Par contre, il ne réagit que mollement à la chute de Constantinople.
(2) Nombre évidemment invérifiable, et qui sent la symbolique biblique, 40.000 y évoquant "le grand nombre, la multitude".
(3) La Rascie ou "Raska", autre nom du Sandjak, est une région équivalant à deux départements français située entre la Bosnie et le Kossovo. Capitale : Novi Pazar. Population actuelle : Serbes orthodoxes et Slaves musulmans en proportions quasi égales. L'on pourra se faire une idée de sa situation exacte en consultant cette carte.
(4) L'information, qui pourrait faire croire à une exécution, est inexacte. En fait, Constantin XI Dragasès, voyant la situation perdue, se débarrassa de ses insignes impériaux et se jeta, les armes à la main, au milieu du combat afin d'y trouver la mort. Un soldat turc reconnut le corps, le décapita et porta ce macabre trophée au Sultan.
(5) Alaric : chef Wisigoth, qui s'attribua le titre de roi de ce peuple, le menant dans la péninsule balkanique à la recherche de nouvelles terres. Il fut fait Maitre de la Milice pour l'Illyrie. De 401 à 403, il guerroya en Italie contre le Vandale Flauius Stilicho, qui lui infligea deux raclées à Pollenza (402) et Vérone (403). Il assiégea une première fois Rome en 408, et ne se retira qu'après paiement d'une lourde rançon. Il remit ça en 410, avec succès : la ville fut pillée. Il mourut la même année.
(6) Ici, Mahomet n'est pas le Prophète, mais le Sultan Mehmet II.
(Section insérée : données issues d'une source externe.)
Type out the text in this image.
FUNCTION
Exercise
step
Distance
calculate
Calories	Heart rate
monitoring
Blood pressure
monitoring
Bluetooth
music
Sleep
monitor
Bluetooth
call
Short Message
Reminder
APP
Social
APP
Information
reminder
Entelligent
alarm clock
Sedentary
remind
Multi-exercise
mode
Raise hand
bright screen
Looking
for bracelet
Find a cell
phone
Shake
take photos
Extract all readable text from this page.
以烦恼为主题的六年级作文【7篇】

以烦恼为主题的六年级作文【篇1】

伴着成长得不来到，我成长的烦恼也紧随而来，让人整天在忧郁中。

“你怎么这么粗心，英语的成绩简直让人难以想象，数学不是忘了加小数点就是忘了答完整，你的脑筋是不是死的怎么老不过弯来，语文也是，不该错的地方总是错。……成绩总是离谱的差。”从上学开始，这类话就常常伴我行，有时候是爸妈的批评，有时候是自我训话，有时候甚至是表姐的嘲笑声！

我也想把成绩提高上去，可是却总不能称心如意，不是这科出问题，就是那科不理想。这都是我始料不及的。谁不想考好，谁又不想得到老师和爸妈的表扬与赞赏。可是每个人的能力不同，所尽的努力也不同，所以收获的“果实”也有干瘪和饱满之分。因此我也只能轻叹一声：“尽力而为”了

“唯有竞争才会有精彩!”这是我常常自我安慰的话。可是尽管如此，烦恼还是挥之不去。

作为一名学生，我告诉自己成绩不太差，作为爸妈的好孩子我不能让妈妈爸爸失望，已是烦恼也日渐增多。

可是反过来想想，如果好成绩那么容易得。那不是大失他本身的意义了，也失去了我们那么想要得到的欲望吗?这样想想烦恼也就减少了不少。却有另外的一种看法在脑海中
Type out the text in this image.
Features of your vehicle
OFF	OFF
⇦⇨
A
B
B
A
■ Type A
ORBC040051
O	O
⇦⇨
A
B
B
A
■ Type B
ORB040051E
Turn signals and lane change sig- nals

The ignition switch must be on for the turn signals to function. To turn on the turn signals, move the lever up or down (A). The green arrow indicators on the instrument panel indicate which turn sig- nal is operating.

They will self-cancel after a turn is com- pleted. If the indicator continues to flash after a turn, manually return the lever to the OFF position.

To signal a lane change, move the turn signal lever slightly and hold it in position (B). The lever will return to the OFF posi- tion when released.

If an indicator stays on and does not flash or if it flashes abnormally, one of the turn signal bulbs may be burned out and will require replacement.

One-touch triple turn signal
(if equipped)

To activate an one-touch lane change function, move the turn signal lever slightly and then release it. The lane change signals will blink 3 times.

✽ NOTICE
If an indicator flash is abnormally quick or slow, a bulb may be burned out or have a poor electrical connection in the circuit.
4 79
(7) Stéréotype raciste de l'Oriental menteur, baratineur, escroc, voleur, avide et avare, appliqué sans discrimination tant aux Levantins qu'aux Juifs et aux Grecs, que l'on trouve jusque chez Agatha Christie. Les prétextes dont usaient ici les souverains occidentaux étaient lamentables, révélant la pauvreté d'une argumentation qui parvenait difficilement à cacher les égoïsmes nationaux.
(8) Ce paragraphe, modèle de vacherie, pourrait s'intituler "comment poindre le pape en faisant mine de l'oindre."